Tehreer / SheenBidi

A sophisticated implementation of Unicode Bidirectional Algorithm
Apache License 2.0
127 stars 21 forks source link

CJK / Hangul has return SBBidiTypeON which reversed when mixing with arabic #8

Closed Benau closed 4 years ago

Benau commented 4 years ago

For example text 阿拉伯語العربية when given to sheenbidi the SBLineGetRunCount is only 1 which 阿拉伯語 will be reversed like the arabic because it returns a neutral bidi type for chinese

From UnicodeData.txt it seems the cjk and hangul has 4E00;<CJK Ideograph, First>;Lo;0;L;;;;;N;;;;; "L" for LTR, maybe it return something wrongly elsewhere?

I use this as a workaround:

        if ((codepoint >= 0x4E00 && codepoint <= 0x9FFF) ||
            (codepoint >= 0x3400 && codepoint <= 0x4DBF) ||
            (codepoint >= 0xF900 && codepoint <= 0xFAFF) || // CJK
            (codepoint >= 0xAC00 && codepoint <= 0xD7A3)) // Hangul
            types[firstIndex] = SBBidiTypeL;
        else
            types[firstIndex] = LookupBidiType(codepoint);
mta452 commented 4 years ago

The workaround is correct. But it turns out that UnicodeData.txt can define ranges. However, its parser is not so sophisticated. Therefore, I have used DerivedBidiClass.txt to generate bidi type lookup. Can you check against the latest commit in dev branch and let me know if the issue is fixed?

Benau commented 4 years ago

Yes it fixed!

btw (even exists in current master) i see some valgrind warning:

==3670== Conditional jump or move depends on uninitialised value(s)
==3670==    at 0xC6CB0D: BidiChainIsSingle (BidiChain.c:55)
==3670==    by 0xC6CB0D: ResolveWeakTypes (IsolatingRun.c:148)
==3670==    by 0xC6CB0D: IsolatingRunResolve (IsolatingRun.c:495)
==3670==    by 0xC6CB0D: ProcessRun (SBParagraph.c:510)
==3670==    by 0xC6CB0D: DetermineLevels (SBParagraph.c:479)
==3670==    by 0xC6CB0D: SBParagraphCreate (SBParagraph.c:577)
==3670==    by 0xC6CB0D: SBAlgorithmCreateParagraph (SBAlgorithm.c:157)

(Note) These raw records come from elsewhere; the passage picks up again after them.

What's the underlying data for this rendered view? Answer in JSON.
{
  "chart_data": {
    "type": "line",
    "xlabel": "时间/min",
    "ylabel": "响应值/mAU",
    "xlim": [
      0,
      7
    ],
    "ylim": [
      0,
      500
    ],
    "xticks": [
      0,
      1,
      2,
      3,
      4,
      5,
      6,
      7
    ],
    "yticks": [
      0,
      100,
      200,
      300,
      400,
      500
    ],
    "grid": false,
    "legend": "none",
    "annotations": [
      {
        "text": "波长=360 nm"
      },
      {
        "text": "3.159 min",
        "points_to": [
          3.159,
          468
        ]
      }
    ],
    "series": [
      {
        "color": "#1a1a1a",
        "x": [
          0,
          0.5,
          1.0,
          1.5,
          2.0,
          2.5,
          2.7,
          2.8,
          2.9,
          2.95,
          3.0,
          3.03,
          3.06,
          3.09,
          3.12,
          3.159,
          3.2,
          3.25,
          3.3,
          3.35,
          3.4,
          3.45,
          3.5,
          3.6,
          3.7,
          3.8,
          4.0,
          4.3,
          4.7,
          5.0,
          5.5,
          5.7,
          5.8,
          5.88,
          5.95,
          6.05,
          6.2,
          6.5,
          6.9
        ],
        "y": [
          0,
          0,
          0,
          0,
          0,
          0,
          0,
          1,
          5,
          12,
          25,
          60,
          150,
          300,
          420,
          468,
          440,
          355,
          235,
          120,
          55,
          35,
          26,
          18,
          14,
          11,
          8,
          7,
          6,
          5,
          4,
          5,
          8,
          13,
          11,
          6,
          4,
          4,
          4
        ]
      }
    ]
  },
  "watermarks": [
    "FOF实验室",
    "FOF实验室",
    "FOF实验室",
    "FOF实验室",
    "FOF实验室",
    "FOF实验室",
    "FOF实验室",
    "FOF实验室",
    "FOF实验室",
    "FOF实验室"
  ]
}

workaround is memset this:

diff --git a/lib/sheenbidi/Source/SBParagraph.c b/lib/sheenbidi/Source/SBParagraph.c
index 36d562cf8..f37d0aed1 100644
--- a/lib/sheenbidi/Source/SBParagraph.c
+++ b/lib/sheenbidi/Source/SBParagraph.c
@@ -17,6 +17,7 @@
 #include <SBConfig.h>
 #include <stddef.h>
 #include <stdlib.h>
+#include <string.h>

 #include "BidiChain.h"
 #include "BidiTypeLookup.h"
@@ -54,6 +55,7 @@ static ParagraphContextRef CreateParagraphContext(const SBBidiType *types, SBLev
     const SBUInteger offsetTypes   = offsetLinks + sizeLinks;

     SBUInt8 *memory = (SBUInt8 *)malloc(sizeMemory);
+    memset(memory, 0, sizeMemory);
     ParagraphContextRef context = (ParagraphContextRef)(memory + offsetContext);
     BidiLink *fixedLinks = (BidiLink *)(memory + offsetLinks);
     SBBidiType *fixedTypes = (SBBidiType *)(memory + offsetTypes);

Your idea?

Btw another (feature request or already possible?), i will use your library for text rendering in supertuxkart: Screenshot from 2020-08-04 11-29-32 But for chat message seems that :english in the rightmost (like in firefox) is easier to read, is it possible to implement sheenbidi for this purpose?

(btw your library is smarter than fribidi, at least the country flag is not reversed like in fribidi!)

mta452 commented 4 years ago

Yes, coveralls is broken, that's why I have not merged it in the master branch yet.

Please ignore the warning. The data is initialized afterwards, but it's up to you to keep the memset.

I think the alignment issue can be fixed by passing 1 in the baseLevel parameter of SBAlgorithmCreateParagraph()

mta452 commented 4 years ago

Closing the issue as it's fixed in v2.3

Benau commented 4 years ago

Thank you and i can use it in next stk release!